Troisième et dernière possibilité, « moins fréquente » selon Bénédicte Labat : le chercheur souhaite siéger dans un des organes de direction d’une société commerciale. La commission consultative est là encore sollicitée pour formuler un avis auprès du président dans la mesure où le chercheur pourra recevoir une rémunération de la part de l’entreprise.
Neuf avis formulés
Depuis sa création en mars dernier, la commission consultative de déontologie a déjà pu se réunir deux fois et formuler neuf avis. Parmi les sociétés concernées Diag2Tec experte dans les cancers hématologiques et dans la validation précoce des nouvelles molécules thérapeutiques. Néocean, spécialiste de l’ingénierie et de l’innovation nautique, Sterlab, spécialiste de la recherche biomédicale et des prestations de service dans le secteur de la microbiologie ou encore Acusurgical qui travaille sur la robotique chirurgicale de précision.

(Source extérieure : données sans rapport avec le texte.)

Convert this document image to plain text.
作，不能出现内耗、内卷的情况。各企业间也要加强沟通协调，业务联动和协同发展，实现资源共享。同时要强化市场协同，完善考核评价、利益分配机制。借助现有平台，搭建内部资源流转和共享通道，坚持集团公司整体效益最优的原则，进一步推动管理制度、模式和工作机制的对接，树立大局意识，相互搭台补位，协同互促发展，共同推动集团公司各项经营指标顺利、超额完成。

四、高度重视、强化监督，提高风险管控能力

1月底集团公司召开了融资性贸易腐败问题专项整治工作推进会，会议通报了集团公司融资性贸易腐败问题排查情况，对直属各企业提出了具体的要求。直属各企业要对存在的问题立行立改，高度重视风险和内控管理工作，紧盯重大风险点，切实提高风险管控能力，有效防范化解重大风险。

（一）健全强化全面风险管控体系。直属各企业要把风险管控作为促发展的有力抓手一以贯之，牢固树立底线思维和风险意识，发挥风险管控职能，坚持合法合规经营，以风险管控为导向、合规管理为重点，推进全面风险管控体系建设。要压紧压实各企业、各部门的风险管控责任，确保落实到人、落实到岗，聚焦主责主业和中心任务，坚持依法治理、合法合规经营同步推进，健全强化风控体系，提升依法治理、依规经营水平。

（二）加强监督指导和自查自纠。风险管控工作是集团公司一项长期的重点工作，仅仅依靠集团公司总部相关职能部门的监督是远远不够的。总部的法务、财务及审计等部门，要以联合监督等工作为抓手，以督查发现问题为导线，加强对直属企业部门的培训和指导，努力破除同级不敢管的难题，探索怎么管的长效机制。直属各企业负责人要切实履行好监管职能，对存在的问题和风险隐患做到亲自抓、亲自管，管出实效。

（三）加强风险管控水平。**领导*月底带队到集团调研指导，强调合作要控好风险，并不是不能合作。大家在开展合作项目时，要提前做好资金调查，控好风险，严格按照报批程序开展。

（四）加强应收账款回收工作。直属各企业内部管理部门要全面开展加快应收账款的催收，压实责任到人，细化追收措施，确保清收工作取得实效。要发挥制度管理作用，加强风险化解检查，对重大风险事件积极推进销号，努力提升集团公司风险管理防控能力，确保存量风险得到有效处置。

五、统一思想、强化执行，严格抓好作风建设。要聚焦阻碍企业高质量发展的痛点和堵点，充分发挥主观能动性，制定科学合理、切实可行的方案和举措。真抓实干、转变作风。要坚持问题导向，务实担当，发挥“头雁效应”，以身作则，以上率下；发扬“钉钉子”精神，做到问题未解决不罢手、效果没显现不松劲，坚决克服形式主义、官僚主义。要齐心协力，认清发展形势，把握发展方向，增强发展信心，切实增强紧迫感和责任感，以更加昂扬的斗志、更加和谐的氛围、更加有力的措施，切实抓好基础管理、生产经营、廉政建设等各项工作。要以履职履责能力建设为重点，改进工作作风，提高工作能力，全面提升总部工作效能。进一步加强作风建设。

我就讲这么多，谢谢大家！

Une nouvelle réunion de la commission se tiendra en juillet prochain. « Nous avons beaucoup de demandes de la part des chercheurs pour des concours scientifiques et il est indispensable que l’autorisation du Président soit délivrée avant que le chercheur ne prenne une participation au capital social de l’entreprise. »
L’UM co-organise la journée du Réseau C.U.R.I.E
Le 1er juillet, l’UM (la Direction de l’innovation et des partenariats) co-animera, dans le cadre du réseau national C.U.R.I.E, une matinée de réflexion autour de la loi PACTE, de la mobilité des chercheurs et de la mise en place des commissions consultatives de déontologie. Fondé il y a 29 ans, le réseau C.U.R.I.E est au cœur de l’écosystème public-privé. Il vise à promouvoir et à accompagner la valorisation de la recherche via le transfert de technologies issu de la recherche publique vers le monde socio-économique. Ses 190 membres sont pour la plupart des institutions de recherche publiques telles que les universités, les CHU, les organismes nationaux de recherches, les écoles ou encore les structures issues du plan d’investissement d’avenir telles que les Sociétés d’accélération du transfert de technologies (SATT), les Instituts de recherche technologique (IRT) et les Instituts hospitalo-universitaires (IHU).